Tristan Fhaardo, a second-year chemical engineering major, said the structure of his classes were upset by the strike.
“Attendance in a lot of my lectures has gone down, since teaching assistants were the ones to [take] attendance,” Fhaardo said. “Assignments have been more lenient because [there’s no one to] grade them, and classes have felt a lot more jumbled and disorganized since the strike started.”
However, for Desi—a graduate student and neuroscience researcher on strike, who declined to provide his last name—that’s the goal.
“The whole point of the strike is to cause disruption,” Desi told The Epoch Times. “It takes a collective action to create change. … We’re not doing this because we don’t want to work … We’re doing this because we deserve to be able to pay our bills and rent.”

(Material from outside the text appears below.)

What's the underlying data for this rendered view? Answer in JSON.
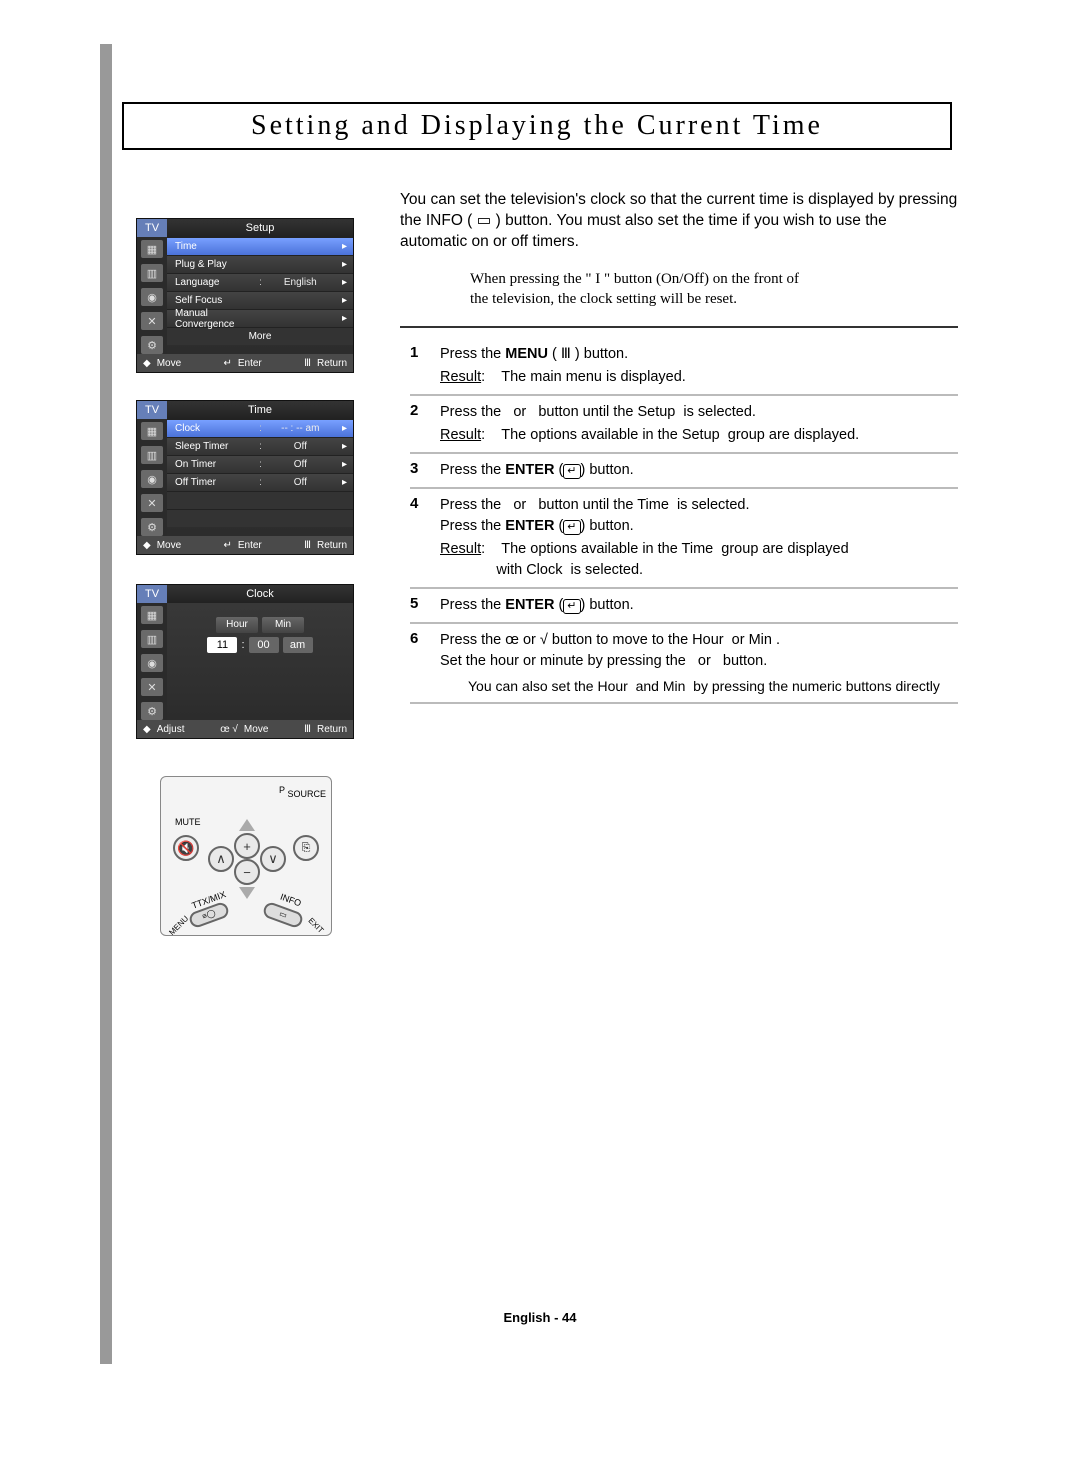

Other graduate students disagreed with the United Auto Workers’—the union representing the strikers—methods of negotiating higher wages.
Philip Zhu, a chemistry graduate student and teaching assistant who did not strike, told The Epoch Times he thought students still deserved to get the education they paid tuition for.
“Although the strike is intended to pressure the university, students are the direct victims,” Zhu said. “I believe if the bargaining team cares … there will be better strategies that don’t place all the power in ‘doing damage’ to force the other party to do what they demand.”
UC officials struck a tentative deal with postdoctoral scholars and academic researchers Nov. 29—though they say they will not return to work until the demands of the graduate students are met.
However, the union’s demands for graduate and student workers could prove to be a bit more complicated.
UC Provost Michael Brown said Nov. 14 that two of the group’s demands—tying compensation to housing costs and waiving nonresident tuition for out-of-state and international students—could cost the UC system up to several hundred million dollars per year and be unfair to resident students, since nonresident students would be given a larger compensation package for the same workload.